Malgré ses réalisations en tant qu’auteur de livres sportif et de nombreux articles dans divers revues et journaux consacrés à cette même thématique, Christian entretenait l’idée que l’écriture romanesque n’était tout simplement pas faite pour lui. « J’avais cette idée ancrée au fond de moi, qu’écrire un roman était hors de portée ».  

C’est au milieu d’une compétition de saut en hauteur que l’auteur brise ce plafond de verre : « Alors que j’étais en plein saut, j’ai eu l’impression de voler avec le temps qui se distendait autour de moi. C’est cette sensation que j’ai voulu retranscrire avec ma plume. » Une expérience intense qui marque un tournant pour Christian. « Selon moi l’écriture ne vient pas ex nihilo, elle doit trouver sa source dans les émotions et ressentis. Ecrire c’est mettre en œuvre une capacité à rentrer à l’intérieur des choses pour leur donner une épaisseur. Il s’agit de puiser dans ces ressources infinies que sont les émotions, les souvenirs, les ressentis et de donner corps à cette matière, à l’image de la fameuse madeleine de Proust. Il ne s’agit surtout pas là d’un exercice intellectuel. »

 

Être au monde, être aux autres, écrire la relation

« Notre relation au monde et aux autres passe d’abord par nos sens. C’est par leur intermédiaire que le réel se donne à voir, sentir, vivre. » C’est dans ce rapport, cette relation, que Christian propose aux participants de ses ateliers de puiser leur inspiration. « Nous vivons aujourd’hui une époque à la fois hyper connectée, où tout va très vite, où l’information est instantanée mais c’est précisément cette vitesse permanente qui nous arrache au monde. Nous vivons dans un processus d’ahurissement où l’on ne prend plus le temps de se poser. Quel que soit le thème de nos ateliers, ils invitent d’abord à rompre avec cette temporalité. Écouter pour entendre, regarder pour voir, humer pour ressentir, ce sont là des postures nécessaires pour saisir le réel, ressentir sa moelle, percevoir les choses au-delà de leur apparence. Et encore une fois, cela ne passe pas par la réflexion, du moins pas de prime abord, mais par les sens. Ecrire implique avant tout de parvenir à saisir la matière qui se fera ensuite l’objet de l’écrit.
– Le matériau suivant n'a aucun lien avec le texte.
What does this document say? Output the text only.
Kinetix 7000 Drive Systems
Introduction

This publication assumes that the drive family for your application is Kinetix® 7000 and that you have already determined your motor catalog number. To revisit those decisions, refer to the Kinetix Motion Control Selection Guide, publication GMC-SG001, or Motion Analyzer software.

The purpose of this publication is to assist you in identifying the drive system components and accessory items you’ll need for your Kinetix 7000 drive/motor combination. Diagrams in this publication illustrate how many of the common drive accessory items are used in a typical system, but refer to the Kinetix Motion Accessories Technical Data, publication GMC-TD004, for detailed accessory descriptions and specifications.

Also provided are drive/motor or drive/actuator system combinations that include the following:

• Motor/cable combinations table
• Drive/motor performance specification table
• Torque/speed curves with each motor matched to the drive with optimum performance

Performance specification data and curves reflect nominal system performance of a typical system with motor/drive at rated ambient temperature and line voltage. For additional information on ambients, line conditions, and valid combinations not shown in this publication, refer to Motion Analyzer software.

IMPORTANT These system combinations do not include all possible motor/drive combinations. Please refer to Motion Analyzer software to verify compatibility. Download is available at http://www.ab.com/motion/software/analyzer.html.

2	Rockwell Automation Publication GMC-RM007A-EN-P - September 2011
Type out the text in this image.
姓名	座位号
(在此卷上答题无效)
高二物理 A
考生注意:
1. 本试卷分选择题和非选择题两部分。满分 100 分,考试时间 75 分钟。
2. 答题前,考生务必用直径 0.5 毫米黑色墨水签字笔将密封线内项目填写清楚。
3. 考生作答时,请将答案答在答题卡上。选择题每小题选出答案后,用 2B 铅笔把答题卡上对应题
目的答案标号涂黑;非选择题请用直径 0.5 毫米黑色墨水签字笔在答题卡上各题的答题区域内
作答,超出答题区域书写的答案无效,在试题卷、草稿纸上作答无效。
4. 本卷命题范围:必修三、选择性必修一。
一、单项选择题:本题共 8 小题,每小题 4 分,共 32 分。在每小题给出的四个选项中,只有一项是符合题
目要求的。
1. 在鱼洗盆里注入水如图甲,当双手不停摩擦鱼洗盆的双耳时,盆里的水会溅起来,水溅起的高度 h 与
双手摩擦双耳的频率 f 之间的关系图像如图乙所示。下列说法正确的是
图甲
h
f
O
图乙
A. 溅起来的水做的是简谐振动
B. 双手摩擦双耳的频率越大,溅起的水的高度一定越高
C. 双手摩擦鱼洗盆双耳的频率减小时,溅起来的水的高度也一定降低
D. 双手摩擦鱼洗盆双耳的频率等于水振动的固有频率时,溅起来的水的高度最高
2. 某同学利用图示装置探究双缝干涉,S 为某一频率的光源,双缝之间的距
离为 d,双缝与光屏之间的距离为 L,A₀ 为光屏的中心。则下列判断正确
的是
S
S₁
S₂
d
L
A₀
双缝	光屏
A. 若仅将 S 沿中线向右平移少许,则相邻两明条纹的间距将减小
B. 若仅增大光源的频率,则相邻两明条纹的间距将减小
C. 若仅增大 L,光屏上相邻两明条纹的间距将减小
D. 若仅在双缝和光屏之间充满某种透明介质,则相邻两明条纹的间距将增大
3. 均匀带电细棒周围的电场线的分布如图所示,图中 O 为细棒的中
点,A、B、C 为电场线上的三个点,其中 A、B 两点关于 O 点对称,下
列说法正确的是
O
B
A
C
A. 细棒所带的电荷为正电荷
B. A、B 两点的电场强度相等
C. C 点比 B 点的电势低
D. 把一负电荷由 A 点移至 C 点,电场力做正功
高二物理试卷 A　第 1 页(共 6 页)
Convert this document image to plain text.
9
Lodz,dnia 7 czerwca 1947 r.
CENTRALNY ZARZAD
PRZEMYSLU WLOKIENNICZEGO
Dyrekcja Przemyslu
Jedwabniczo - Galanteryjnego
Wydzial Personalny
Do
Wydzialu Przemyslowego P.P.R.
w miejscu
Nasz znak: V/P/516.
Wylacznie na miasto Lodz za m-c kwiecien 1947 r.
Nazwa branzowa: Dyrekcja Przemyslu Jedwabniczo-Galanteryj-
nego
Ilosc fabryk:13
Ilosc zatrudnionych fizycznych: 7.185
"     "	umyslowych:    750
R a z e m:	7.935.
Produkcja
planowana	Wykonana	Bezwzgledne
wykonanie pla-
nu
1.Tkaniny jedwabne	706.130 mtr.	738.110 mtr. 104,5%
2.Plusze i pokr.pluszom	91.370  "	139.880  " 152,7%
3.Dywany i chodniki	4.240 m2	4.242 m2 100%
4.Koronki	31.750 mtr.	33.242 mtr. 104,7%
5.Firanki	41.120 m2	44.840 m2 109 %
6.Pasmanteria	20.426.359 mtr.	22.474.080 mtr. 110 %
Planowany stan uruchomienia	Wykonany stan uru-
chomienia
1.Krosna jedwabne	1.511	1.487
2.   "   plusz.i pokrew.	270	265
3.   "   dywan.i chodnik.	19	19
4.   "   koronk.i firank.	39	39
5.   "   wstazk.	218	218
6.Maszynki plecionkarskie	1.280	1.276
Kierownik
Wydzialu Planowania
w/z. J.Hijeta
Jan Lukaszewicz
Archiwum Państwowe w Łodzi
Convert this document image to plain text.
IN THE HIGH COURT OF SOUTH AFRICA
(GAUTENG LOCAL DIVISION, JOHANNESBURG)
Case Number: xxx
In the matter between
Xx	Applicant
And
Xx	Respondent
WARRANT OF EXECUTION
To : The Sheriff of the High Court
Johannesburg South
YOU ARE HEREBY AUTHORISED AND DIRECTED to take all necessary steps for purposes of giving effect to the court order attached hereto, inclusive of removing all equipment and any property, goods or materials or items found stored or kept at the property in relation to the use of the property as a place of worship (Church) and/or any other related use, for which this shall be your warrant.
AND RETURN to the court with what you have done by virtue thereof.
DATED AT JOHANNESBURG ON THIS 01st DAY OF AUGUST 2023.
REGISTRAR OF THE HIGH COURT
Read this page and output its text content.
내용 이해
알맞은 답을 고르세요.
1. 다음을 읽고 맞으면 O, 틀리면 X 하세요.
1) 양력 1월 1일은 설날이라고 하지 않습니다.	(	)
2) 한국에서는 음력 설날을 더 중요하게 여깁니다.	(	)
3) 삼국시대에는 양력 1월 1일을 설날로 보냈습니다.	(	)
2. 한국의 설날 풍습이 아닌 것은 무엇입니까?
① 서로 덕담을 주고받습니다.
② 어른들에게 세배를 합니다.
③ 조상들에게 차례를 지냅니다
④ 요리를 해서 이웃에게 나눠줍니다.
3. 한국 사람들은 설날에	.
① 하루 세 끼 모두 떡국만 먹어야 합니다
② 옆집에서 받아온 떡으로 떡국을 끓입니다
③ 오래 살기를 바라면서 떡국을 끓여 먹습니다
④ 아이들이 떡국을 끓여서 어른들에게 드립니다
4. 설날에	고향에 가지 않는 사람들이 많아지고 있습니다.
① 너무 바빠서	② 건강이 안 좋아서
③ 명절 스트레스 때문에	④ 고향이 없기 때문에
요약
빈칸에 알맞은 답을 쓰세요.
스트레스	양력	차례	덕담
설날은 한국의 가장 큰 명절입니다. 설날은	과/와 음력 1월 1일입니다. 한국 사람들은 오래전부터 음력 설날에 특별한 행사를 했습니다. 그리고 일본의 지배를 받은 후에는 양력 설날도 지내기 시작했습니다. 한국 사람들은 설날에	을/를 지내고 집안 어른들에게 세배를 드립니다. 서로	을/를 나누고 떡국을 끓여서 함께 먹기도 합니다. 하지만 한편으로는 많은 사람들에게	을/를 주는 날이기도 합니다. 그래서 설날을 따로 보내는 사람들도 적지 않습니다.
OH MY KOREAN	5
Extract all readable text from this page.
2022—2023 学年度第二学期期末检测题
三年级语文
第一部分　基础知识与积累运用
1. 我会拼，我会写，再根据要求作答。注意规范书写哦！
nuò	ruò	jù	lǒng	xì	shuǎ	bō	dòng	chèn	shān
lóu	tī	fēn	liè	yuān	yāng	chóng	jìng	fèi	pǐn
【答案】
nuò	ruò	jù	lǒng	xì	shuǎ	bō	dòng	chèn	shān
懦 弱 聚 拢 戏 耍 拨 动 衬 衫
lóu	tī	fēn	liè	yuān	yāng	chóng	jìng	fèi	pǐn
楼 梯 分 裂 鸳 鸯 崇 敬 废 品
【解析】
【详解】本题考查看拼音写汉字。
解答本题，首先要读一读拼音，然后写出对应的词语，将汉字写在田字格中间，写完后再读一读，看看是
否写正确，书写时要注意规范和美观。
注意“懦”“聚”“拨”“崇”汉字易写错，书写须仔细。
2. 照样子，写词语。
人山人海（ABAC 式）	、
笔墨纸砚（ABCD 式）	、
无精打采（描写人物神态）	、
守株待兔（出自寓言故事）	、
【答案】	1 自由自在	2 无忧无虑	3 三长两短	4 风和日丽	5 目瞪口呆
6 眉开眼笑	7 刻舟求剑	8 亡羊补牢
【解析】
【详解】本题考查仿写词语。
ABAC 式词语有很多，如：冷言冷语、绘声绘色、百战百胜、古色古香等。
En tant que journaliste, je savais écrire, mais les exigences du métier impliquent une rédaction concise et répondant à des codes, efficace en somme. Lorsque je me suis lancé dans la rédaction de ma première nouvelle, j’ai voulu rompre avec ce style, m’émanciper de cette écriture. Je suis parti d’expérience intime, avec l’idée de décrire et restituer des sensations charnelles, telles que je les avais ressenties, vécues. J’ai écrit cette nouvelle en 9h, au fil de la plume. »

 

Stimuler la sensibilité artistique de chacun

Après avoir écrit ses deux nouvelles, Christian s’est inscrit à des ateliers d’écriture, désireux de cultiver ce plaisir découvert lors de ses expériences en tant qu’auteur. Mais l’expérience n’est pas à la hauteur de ses expectatives. « Je me suis heurté à un enseignement théorique qui a surtout suscité chez moi de l’ennui, là où j’avais pris plaisir à apprendre par la pratique. »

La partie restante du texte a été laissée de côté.